Le vieux Maurice avait insisté pour garnir et allumer son petit poêle en fonte. Il avait scié du bois à la dimension de ce foyer étroit, en avait empilé les bûches à côté.

— Il fait froid la nuit ici. Le Cers nous frappe en plein avant de contourner Peyrepertuse. C’est du bois d’aouzine vieux de trois ans. Il y a aussi un peu d’olivier, de ceux que j’ai élagués l’an passé.

L’aouzine, c’était du chêne-vert huileux qui flambait bien. Zélie se résigna devant tant de bonne volonté, dut reconnaître qu’il ne faisait pas chaud dans le fourgon, mais elle n’avait jamais aimé qu’ils allument ce poêle et que la cheminée extérieure fume. Du coup les gens les assimilaient à des caraques enfouis dans leur verdine et les gosses venaient le leur crier à la tombée de la nuit.

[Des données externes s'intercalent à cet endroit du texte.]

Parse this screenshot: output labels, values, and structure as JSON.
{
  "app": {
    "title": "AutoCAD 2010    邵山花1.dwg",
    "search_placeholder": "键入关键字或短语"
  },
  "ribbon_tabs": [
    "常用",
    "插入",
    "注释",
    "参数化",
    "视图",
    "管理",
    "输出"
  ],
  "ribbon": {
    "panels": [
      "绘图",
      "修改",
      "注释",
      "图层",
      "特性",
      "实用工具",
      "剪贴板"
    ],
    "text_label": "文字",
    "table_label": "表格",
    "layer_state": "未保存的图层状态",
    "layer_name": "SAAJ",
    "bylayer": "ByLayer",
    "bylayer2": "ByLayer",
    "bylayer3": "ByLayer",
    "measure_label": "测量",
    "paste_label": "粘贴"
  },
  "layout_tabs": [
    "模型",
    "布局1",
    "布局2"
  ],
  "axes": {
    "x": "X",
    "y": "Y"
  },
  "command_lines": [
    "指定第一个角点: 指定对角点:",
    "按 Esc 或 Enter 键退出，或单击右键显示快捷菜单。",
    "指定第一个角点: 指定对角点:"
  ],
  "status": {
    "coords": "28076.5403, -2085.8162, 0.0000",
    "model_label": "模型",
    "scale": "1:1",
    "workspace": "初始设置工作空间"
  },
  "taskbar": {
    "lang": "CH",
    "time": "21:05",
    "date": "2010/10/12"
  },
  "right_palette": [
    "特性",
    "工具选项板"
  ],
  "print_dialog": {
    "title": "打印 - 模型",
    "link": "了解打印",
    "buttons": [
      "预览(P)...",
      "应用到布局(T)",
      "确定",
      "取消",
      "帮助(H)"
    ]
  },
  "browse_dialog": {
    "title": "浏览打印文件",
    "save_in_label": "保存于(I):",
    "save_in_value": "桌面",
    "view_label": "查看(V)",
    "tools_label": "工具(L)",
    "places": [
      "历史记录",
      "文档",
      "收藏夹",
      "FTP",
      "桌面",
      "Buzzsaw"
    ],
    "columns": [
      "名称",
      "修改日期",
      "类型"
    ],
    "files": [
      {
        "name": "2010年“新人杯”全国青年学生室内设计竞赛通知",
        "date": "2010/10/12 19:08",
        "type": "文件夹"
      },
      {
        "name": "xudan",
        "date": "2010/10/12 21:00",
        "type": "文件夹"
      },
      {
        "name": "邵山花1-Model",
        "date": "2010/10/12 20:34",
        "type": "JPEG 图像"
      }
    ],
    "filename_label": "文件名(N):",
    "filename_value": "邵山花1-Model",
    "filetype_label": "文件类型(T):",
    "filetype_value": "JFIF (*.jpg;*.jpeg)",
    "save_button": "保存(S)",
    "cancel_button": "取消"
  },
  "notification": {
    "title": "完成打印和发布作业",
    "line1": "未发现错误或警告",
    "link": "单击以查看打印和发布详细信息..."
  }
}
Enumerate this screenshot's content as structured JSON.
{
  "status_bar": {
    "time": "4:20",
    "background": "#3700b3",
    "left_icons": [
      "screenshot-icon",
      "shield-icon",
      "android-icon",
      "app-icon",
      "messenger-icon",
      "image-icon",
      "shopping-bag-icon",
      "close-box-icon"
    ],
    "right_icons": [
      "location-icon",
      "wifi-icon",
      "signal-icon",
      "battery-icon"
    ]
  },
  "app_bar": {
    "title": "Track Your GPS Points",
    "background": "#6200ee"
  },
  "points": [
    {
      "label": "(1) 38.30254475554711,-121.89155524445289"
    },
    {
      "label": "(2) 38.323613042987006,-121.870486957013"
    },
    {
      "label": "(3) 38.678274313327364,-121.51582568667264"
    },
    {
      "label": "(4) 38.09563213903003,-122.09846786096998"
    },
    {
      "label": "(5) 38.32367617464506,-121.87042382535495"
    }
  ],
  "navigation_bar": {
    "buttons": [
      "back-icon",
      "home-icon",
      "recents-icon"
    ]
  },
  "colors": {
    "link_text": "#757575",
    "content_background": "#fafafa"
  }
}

— Qu’as-tu contre les gitans, se moquait Jean, pourquoi tant de fierté dédaigneuse ? Tu n’as pas de poules à voler.

— Je n’ai pas été élevée dans une roulotte, protestait-elle furieuse. Et encore moins dans une verdine.

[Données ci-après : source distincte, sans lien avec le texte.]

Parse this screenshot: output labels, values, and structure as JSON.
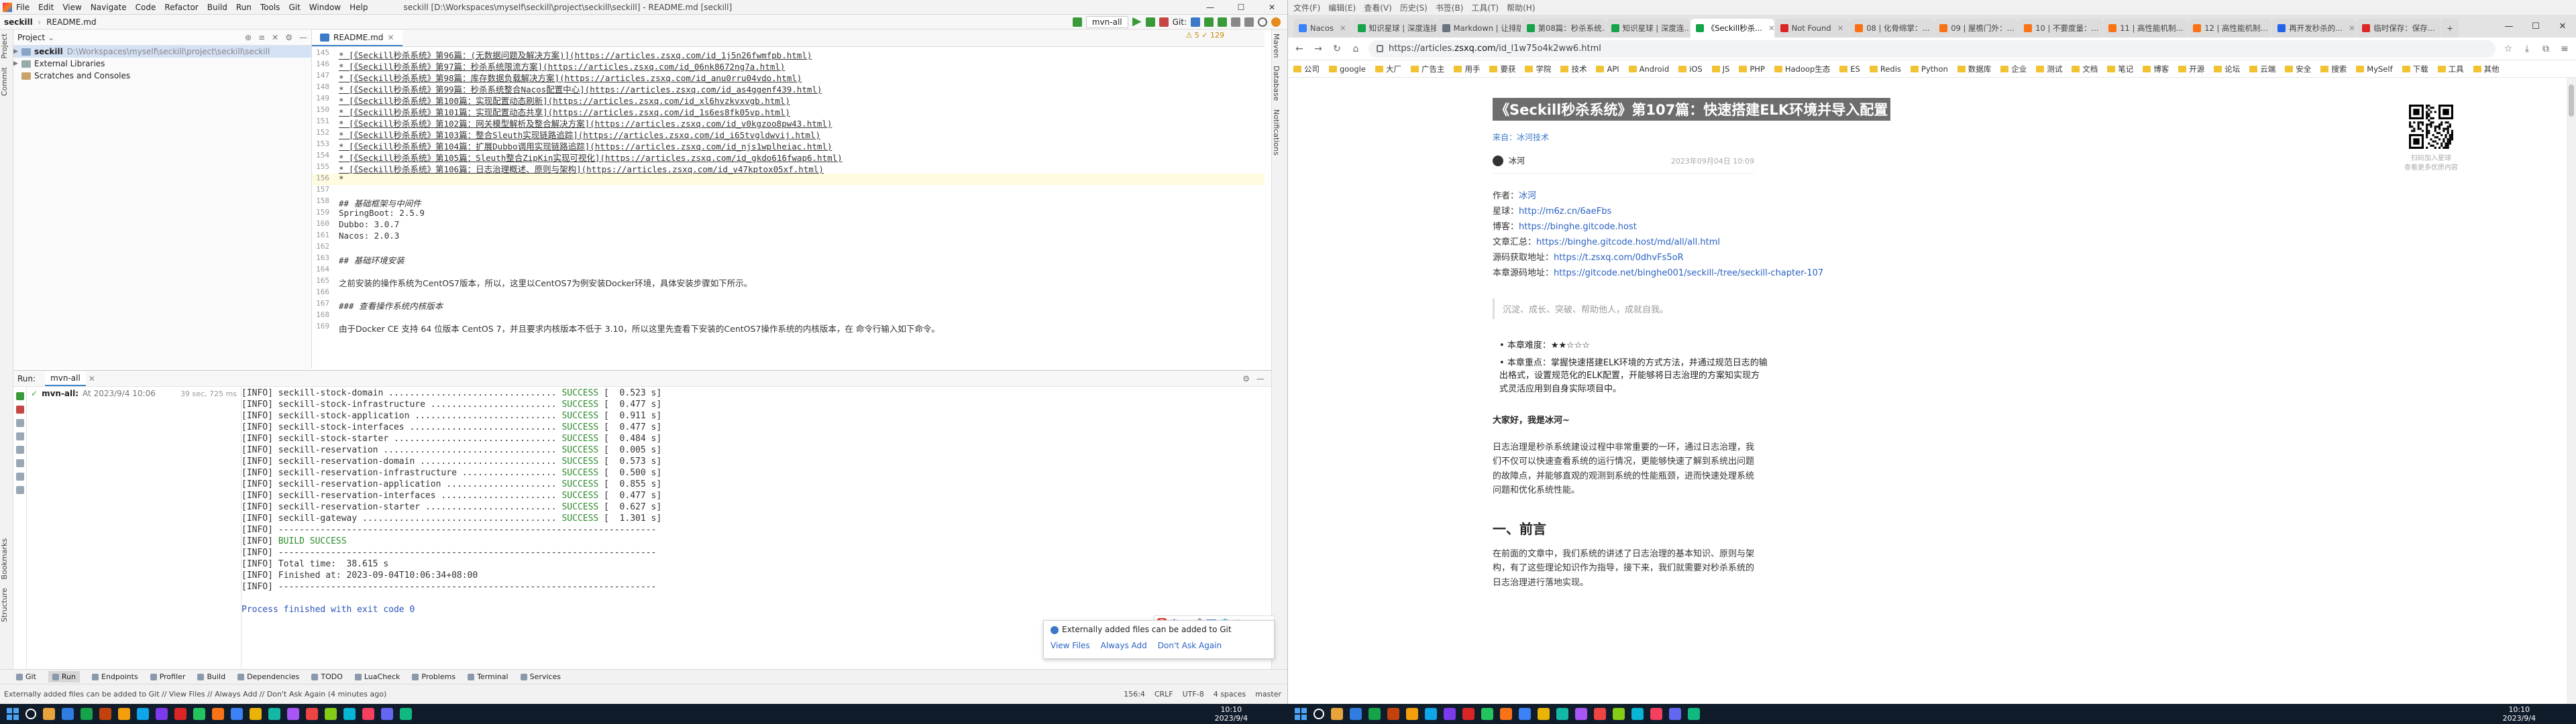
{
  "ide": {
    "title_menu": [
      "File",
      "Edit",
      "View",
      "Navigate",
      "Code",
      "Refactor",
      "Build",
      "Run",
      "Tools",
      "Git",
      "Window",
      "Help"
    ],
    "window_title": "seckill [D:\\Workspaces\\myself\\seckill\\project\\seckill\\seckill] - README.md [seckill]",
    "breadcrumb": [
      "seckill",
      "README.md"
    ],
    "run_config": "mvn-all",
    "git_label": "Git:",
    "project": {
      "header": "Project",
      "root_name": "seckill",
      "root_path": "D:\\Workspaces\\myself\\seckill\\project\\seckill\\seckill",
      "items": [
        "External Libraries",
        "Scratches and Consoles"
      ]
    },
    "editor_tab": "README.md",
    "warn_badge": "⚠ 5  ✓ 129",
    "code_lines": [
      {
        "n": "145",
        "t": "* [《Seckill秒杀系统》第96篇：(无数据问题及解决方案)](https://articles.zsxq.com/id_1j5n26fwmfpb.html)",
        "cls": "lk"
      },
      {
        "n": "146",
        "t": "* [《Seckill秒杀系统》第97篇：秒杀系统限流方案](https://articles.zsxq.com/id_06nk8672ng7a.html)",
        "cls": "lk"
      },
      {
        "n": "147",
        "t": "* [《Seckill秒杀系统》第98篇：库存数据负载解决方案](https://articles.zsxq.com/id_anu0rru04vdo.html)",
        "cls": "lk"
      },
      {
        "n": "148",
        "t": "* [《Seckill秒杀系统》第99篇：秒杀系统整合Nacos配置中心](https://articles.zsxq.com/id_as4ggenf439.html)",
        "cls": "lk"
      },
      {
        "n": "149",
        "t": "* [《Seckill秒杀系统》第100篇：实现配置动态刷新](https://articles.zsxq.com/id_xl6hvzkvxvgb.html)",
        "cls": "lk"
      },
      {
        "n": "150",
        "t": "* [《Seckill秒杀系统》第101篇：实现配置动态共享](https://articles.zsxq.com/id_1s6es8fk05vp.html)",
        "cls": "lk"
      },
      {
        "n": "151",
        "t": "* [《Seckill秒杀系统》第102篇：网关模型解析及整合解决方案](https://articles.zsxq.com/id_v0kgzoo8pw43.html)",
        "cls": "lk"
      },
      {
        "n": "152",
        "t": "* [《Seckill秒杀系统》第103篇：整合Sleuth实现链路追踪](https://articles.zsxq.com/id_i65tvgldwvij.html)",
        "cls": "lk"
      },
      {
        "n": "153",
        "t": "* [《Seckill秒杀系统》第104篇：扩展Dubbo调用实现链路追踪](https://articles.zsxq.com/id_njs1wplheiac.html)",
        "cls": "lk"
      },
      {
        "n": "154",
        "t": "* [《Seckill秒杀系统》第105篇：Sleuth整合ZipKin实现可视化](https://articles.zsxq.com/id_gkdo616fwap6.html)",
        "cls": "lk"
      },
      {
        "n": "155",
        "t": "* [《Seckill秒杀系统》第106篇：日志治理概述、原则与架构](https://articles.zsxq.com/id_v47kptox05xf.html)",
        "cls": "lk"
      },
      {
        "n": "156",
        "t": "*",
        "cls": "caret"
      },
      {
        "n": "157",
        "t": "",
        "cls": ""
      },
      {
        "n": "158",
        "t": "## 基础框架与中间件",
        "cls": "hd"
      },
      {
        "n": "159",
        "t": "SpringBoot: 2.5.9",
        "cls": ""
      },
      {
        "n": "160",
        "t": "Dubbo: 3.0.7",
        "cls": ""
      },
      {
        "n": "161",
        "t": "Nacos: 2.0.3",
        "cls": ""
      },
      {
        "n": "162",
        "t": "",
        "cls": ""
      },
      {
        "n": "163",
        "t": "## 基础环境安装",
        "cls": "hd"
      },
      {
        "n": "164",
        "t": "",
        "cls": ""
      },
      {
        "n": "165",
        "t": "之前安装的操作系统为CentOS7版本，所以，这里以CentOS7为例安装Docker环境，具体安装步骤如下所示。",
        "cls": "plain"
      },
      {
        "n": "166",
        "t": "",
        "cls": ""
      },
      {
        "n": "167",
        "t": "### 查看操作系统内核版本",
        "cls": "hd"
      },
      {
        "n": "168",
        "t": "",
        "cls": ""
      },
      {
        "n": "169",
        "t": "由于Docker CE 支持 64 位版本 CentOS 7，并且要求内核版本不低于 3.10，所以这里先查看下安装的CentOS7操作系统的内核版本，在 命令行输入如下命令。",
        "cls": "plain"
      }
    ],
    "run": {
      "label": "Run:",
      "tab": "mvn-all",
      "tree_item": "mvn-all:",
      "tree_time_label": "At 2023/9/4 10:06",
      "tree_time": "39 sec, 725 ms"
    },
    "console_lines": [
      [
        "[INFO] seckill-stock-domain ................................ ",
        "SUCCESS",
        " [  0.523 s]"
      ],
      [
        "[INFO] seckill-stock-infrastructure ........................ ",
        "SUCCESS",
        " [  0.477 s]"
      ],
      [
        "[INFO] seckill-stock-application ........................... ",
        "SUCCESS",
        " [  0.911 s]"
      ],
      [
        "[INFO] seckill-stock-interfaces ............................ ",
        "SUCCESS",
        " [  0.477 s]"
      ],
      [
        "[INFO] seckill-stock-starter ............................... ",
        "SUCCESS",
        " [  0.484 s]"
      ],
      [
        "[INFO] seckill-reservation ................................. ",
        "SUCCESS",
        " [  0.005 s]"
      ],
      [
        "[INFO] seckill-reservation-domain .......................... ",
        "SUCCESS",
        " [  0.573 s]"
      ],
      [
        "[INFO] seckill-reservation-infrastructure .................. ",
        "SUCCESS",
        " [  0.500 s]"
      ],
      [
        "[INFO] seckill-reservation-application ..................... ",
        "SUCCESS",
        " [  0.855 s]"
      ],
      [
        "[INFO] seckill-reservation-interfaces ...................... ",
        "SUCCESS",
        " [  0.477 s]"
      ],
      [
        "[INFO] seckill-reservation-starter ......................... ",
        "SUCCESS",
        " [  0.627 s]"
      ],
      [
        "[INFO] seckill-gateway ..................................... ",
        "SUCCESS",
        " [  1.301 s]"
      ]
    ],
    "console_tail": {
      "sep1": "[INFO] ------------------------------------------------------------------------",
      "build_prefix": "[INFO] ",
      "build": "BUILD SUCCESS",
      "sep2": "[INFO] ------------------------------------------------------------------------",
      "total": "[INFO] Total time:  38.615 s",
      "finished": "[INFO] Finished at: 2023-09-04T10:06:34+08:00",
      "sep3": "[INFO] ------------------------------------------------------------------------",
      "exit": "Process finished with exit code 0"
    },
    "notification": {
      "text": "Externally added files can be added to Git",
      "actions": [
        "View Files",
        "Always Add",
        "Don't Ask Again"
      ]
    },
    "ime": [
      "中",
      "•,",
      "🎤",
      "⌨",
      "👕",
      "▦"
    ],
    "bottom_tabs": [
      "Git",
      "Run",
      "Endpoints",
      "Profiler",
      "Build",
      "Dependencies",
      "TODO",
      "LuaCheck",
      "Problems",
      "Terminal",
      "Services"
    ],
    "status_left": "Externally added files can be added to Git // View Files // Always Add // Don't Ask Again (4 minutes ago)",
    "status_right": [
      "156:4",
      "CRLF",
      "UTF-8",
      "4 spaces",
      "master"
    ],
    "left_vtabs": [
      "Project",
      "Commit"
    ],
    "left_vtabs_bottom": [
      "Bookmarks",
      "Structure"
    ],
    "right_vtabs": [
      "Maven",
      "Database",
      "Notifications"
    ]
  },
  "browser": {
    "menu": [
      "文件(F)",
      "编辑(E)",
      "查看(V)",
      "历史(S)",
      "书签(B)",
      "工具(T)",
      "帮助(H)"
    ],
    "tabs": [
      {
        "label": "Nacos",
        "color": "#3b82f6",
        "active": false
      },
      {
        "label": "知识星球 | 深度连接...",
        "color": "#16a34a",
        "active": false
      },
      {
        "label": "Markdown | 让排版...",
        "color": "#6b7280",
        "active": false
      },
      {
        "label": "第08篇：秒杀系统...",
        "color": "#16a34a",
        "active": false
      },
      {
        "label": "知识星球 | 深度连...",
        "color": "#16a34a",
        "active": false
      },
      {
        "label": "《Seckill秒杀...",
        "color": "#16a34a",
        "active": true
      },
      {
        "label": "Not Found",
        "color": "#dc2626",
        "active": false
      },
      {
        "label": "08 | 化骨绵掌：...",
        "color": "#f97316",
        "active": false
      },
      {
        "label": "09 | 屋檐门外：...",
        "color": "#f97316",
        "active": false
      },
      {
        "label": "10 | 不要度量：...",
        "color": "#f97316",
        "active": false
      },
      {
        "label": "11 | 高性能机制...",
        "color": "#f97316",
        "active": false
      },
      {
        "label": "12 | 高性能机制...",
        "color": "#f97316",
        "active": false
      },
      {
        "label": "再开发秒杀的...",
        "color": "#2563eb",
        "active": false
      },
      {
        "label": "临时保存：保存...",
        "color": "#dc2626",
        "active": false
      }
    ],
    "url_prefix": "https://articles.",
    "url_domain": "zsxq.com",
    "url_rest": "/id_l1w75o4k2ww6.html",
    "bookmarks": [
      "公司",
      "google",
      "大厂",
      "广告主",
      "用手",
      "要获",
      "学院",
      "技术",
      "API",
      "Android",
      "iOS",
      "JS",
      "PHP",
      "Hadoop生态",
      "ES",
      "Redis",
      "Python",
      "数据库",
      "企业",
      "测试",
      "文档",
      "笔记",
      "博客",
      "开源",
      "论坛",
      "云端",
      "安全",
      "搜索",
      "MySelf",
      "下载",
      "工具",
      "其他"
    ],
    "article": {
      "title": "《Seckill秒杀系统》第107篇：快速搭建ELK环境并导入配置",
      "source": "来自：冰河技术",
      "author": "冰河",
      "date": "2023年09月04日 10:09",
      "info": [
        {
          "k": "作者：",
          "v": "冰河"
        },
        {
          "k": "星球：",
          "v": "http://m6z.cn/6aeFbs"
        },
        {
          "k": "博客：",
          "v": "https://binghe.gitcode.host"
        },
        {
          "k": "文章汇总：",
          "v": "https://binghe.gitcode.host/md/all/all.html"
        },
        {
          "k": "源码获取地址：",
          "v": "https://t.zsxq.com/0dhvFs5oR"
        },
        {
          "k": "本章源码地址：",
          "v": "https://gitcode.net/binghe001/seckill-/tree/seckill-chapter-107"
        }
      ],
      "quote": "沉淀、成长、突破、帮助他人，成就自我。",
      "bullets": [
        "本章难度：★★☆☆☆",
        "本章重点：掌握快速搭建ELK环境的方式方法，并通过规范日志的输出格式，设置规范化的ELK配置，开能够将日志治理的方案知实现方式灵活应用到自身实际项目中。"
      ],
      "greeting": "大家好，我是冰河~",
      "para1": "日志治理是秒杀系统建设过程中非常重要的一环，通过日志治理，我们不仅可以快速查看系统的运行情况，更能够快速了解到系统出问题的故障点，并能够直观的观测到系统的性能瓶颈，进而快速处理系统问题和优化系统性能。",
      "section1": "一、前言",
      "para2": "在前面的文章中，我们系统的讲述了日志治理的基本知识、原则与架构，有了这些理论知识作为指导，接下来，我们就需要对秒杀系统的日志治理进行落地实现。",
      "qr_caption_1": "扫码加入星球",
      "qr_caption_2": "查看更多优质内容"
    }
  },
  "taskbar": {
    "left_time": "10:10",
    "left_date": "2023/9/4",
    "right_time": "10:10",
    "right_date": "2023/9/4",
    "app_colors": [
      "#e8a33d",
      "#2f7de1",
      "#17a34a",
      "#c2410c",
      "#f59e0b",
      "#0ea5e9",
      "#7c3aed",
      "#dc2626",
      "#22c55e",
      "#f97316",
      "#3b82f6",
      "#eab308",
      "#14b8a6",
      "#a855f7",
      "#ef4444",
      "#84cc16",
      "#06b6d4",
      "#f43f5e",
      "#6366f1",
      "#10b981"
    ]
  }
}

À cette époque-là, elle ne prononçait jamais ce mot de roulotte, lui préférait celui de fourgon, mais avec la disparition de Jean elle l’utilisait parce que lui aimait ce qu’évoquait ce mot. Lorsqu’ils préparaient à Lézignan l’une des deux tournées annuelles il ne tenait plus en place, la bousculait, ne cessait d’apporter des améliorations à leur maison sur roues, aurait emporté trop d’affaires. Roumi appréciait ces voyages que Jean appelait expéditions, en souvenir de ses lectures d’enfant. Le cheval supportait tous les temps, excepté le vent, le Cers aiguisé comme un rasoir. Alors Zélie lui attachait une couverture sur le dos pour qu’elle ne glisse pas, cachait ses oreilles sous un bonnet. Quand il faisait très froid Jean faisait du vin chaud épicé et ne manquait pas d’en apporter à leur cheval. Ce dernier aimait aussi le sucre trempé dans sa tasse de café à elle, refusait celui de Jean.